How to find matrix $C$ satisfying $AB=CA$?

Question

Given matrices $A, B \in \mathbb{R}^{n \times n}$, where $A$ is singular, how to solve the following matrix in $C\in\mathbb{R}^{n\times n}$?

$$AB=CA$$

Answer 1

There might not be such a matrix. Note that if $AB = CA$, $\ker(A) \subseteq \ker(AB)$. That turns out to be a necessary and sufficient condition.
That is, if $\ker(A) \subseteq \ker(AB)$, you can take $C = A B A^+$ where $A^+$ is the Moore-Penrose pseudoinverse of $A$. Then $CA = AB A^+ A$, and since $A^+ A$ is the orthogonal projection on the orthogonal complement of $\ker(A)$, you have $CA x = A B x$ for any $x$ in that orthogonal complement, while by assumption $CA x = A B x = 0$ for $x \in \ker(A)$.

Answer 2

If you're looking for an answer without the Moore-Penrose pseudoinverse, this is really just a system of equations.

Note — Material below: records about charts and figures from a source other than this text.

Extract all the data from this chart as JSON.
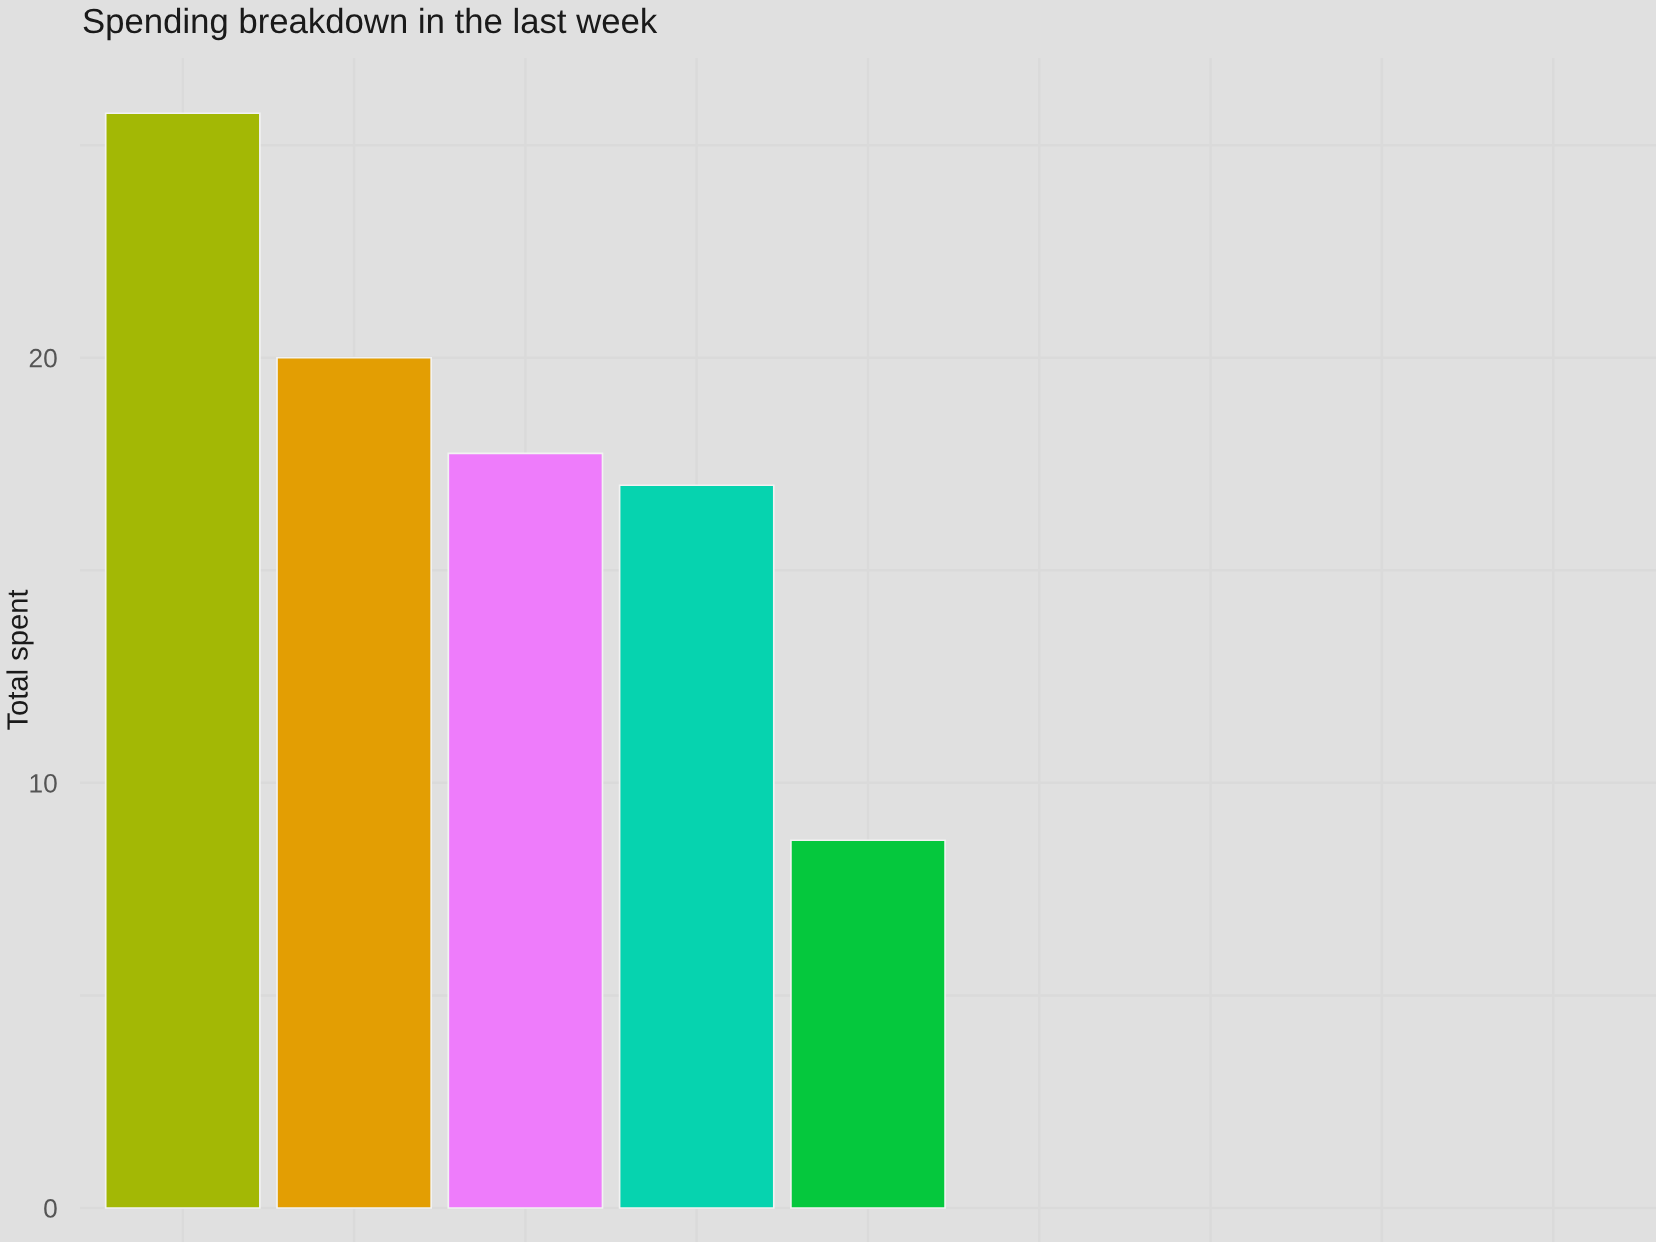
{
  "chart_data": {
    "type": "bar",
    "title": "Spending breakdown in the last week",
    "ylabel": "Total spent",
    "categories": [
      null,
      null,
      null,
      null,
      null,
      null,
      null,
      null,
      null
    ],
    "values": [
      25.75,
      20.0,
      17.75,
      17.0,
      8.65,
      null,
      null,
      null,
      null
    ],
    "colors": [
      "#a3b805",
      "#e39e03",
      "#ee7cfb",
      "#06d3af",
      "#05c83d",
      null,
      null,
      null,
      null
    ],
    "ylim": [
      -0.8,
      27.05
    ],
    "yticks": [
      0,
      {
        "value": 5,
        "label": null
      },
      10,
      {
        "value": 15,
        "label": null
      },
      20,
      {
        "value": 25,
        "label": null
      }
    ],
    "grid": true,
    "tick_labels": "y"
  }
}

To see this, do the following:

1. Write the matrix $C$ as a matrix of variables (replace each entry of $C$ with a variable such as $c_{ij}$).
2. Multiply out the left-hand-side, you'll get a matrix of numbers.
3. Multiply out the right-hand-side, you'll get a matrix full of linear forms.
4. Then, set each right-hand-side linear form equal to the corresponding number on the left-hand-side.
5. Now, solve this system of equations, if it's consistent, any solution will give a desired $C$.